Andrew Aurigema eosraptor@... [VacuumX] wrote
I believe I have eroded aluminum with plasma. The once shiny aluminum foil
is now dull and pitted and missing in some places after 2 minutes of purple
plasma.
A bud tore apart a microwave oven and rigged me up a high voltage DC supply
fed by a variac. With about 40 vac input to the microwave oven
transformer, the output is about 450 vdc. The little roughing pump is
pulling down to about 5 torr and the electrodes are about 10mm apart.
The magnetron I ginned up is just the circular magnet from the transformer
with a little N35 ( super magnet ) held at its center with an aluminum
plug. I covered the magnets with aluminum foil and put the whole assembly
on a plastic stand in the little degassing chamber. The magnet gets hot
quick so test runs are less than 3 minutes.

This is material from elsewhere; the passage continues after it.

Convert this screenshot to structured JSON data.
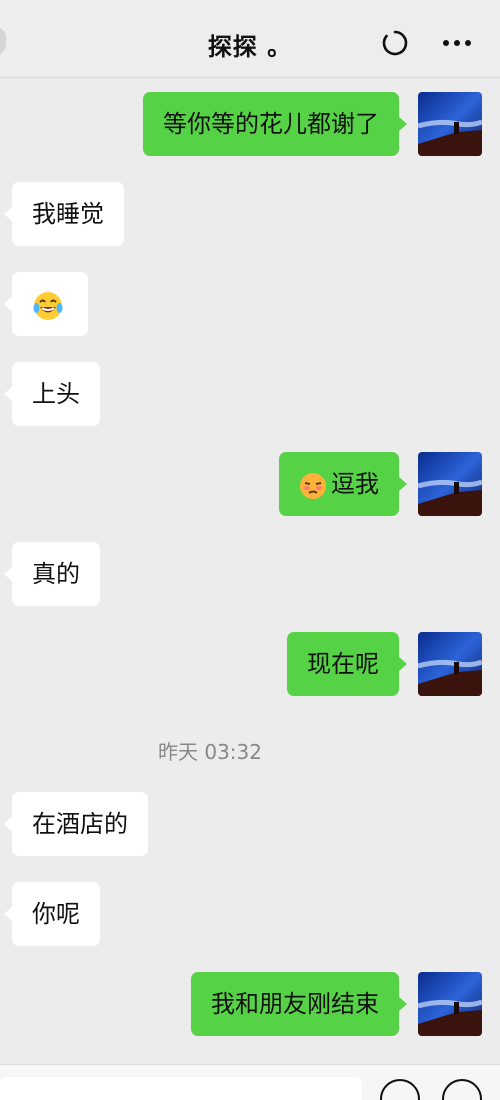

This is a long way from making telescope mirrors reflective but it is a
start.
I have been meaning to try something very similar but just keep running out of time.
Are the magnets coupled by a magnetic path such as iron underneath ?
Did you check if Al was being deposited ?
Why choose Al for sputter testing. It is supposedly very slow to sputter so something else should work a lot better ?
I seem to remember that you have an evaporative Al setup so this seems unnecessary for Al coated mirrors.
I have two Hign Vact setups. One will deposit (evaporate) Al on a mirror surface but the vacuum is not clean enough for good adhesion.
I had thiughtg of revamping this to sputtering hoping the plasma will glean as well and promote better adhesion. And a magnetron setup seems a good way to speed things up.
So I now have this oilless setup which I want to experiment with as well. Unfortunately, while I have partly built a chamber with leadins etc it is not finished and I am very bust with other work at the moment. Some of what I want to do is quite small.
Please post anything else you do and hopefully in a few weeks I may have something of my own to add.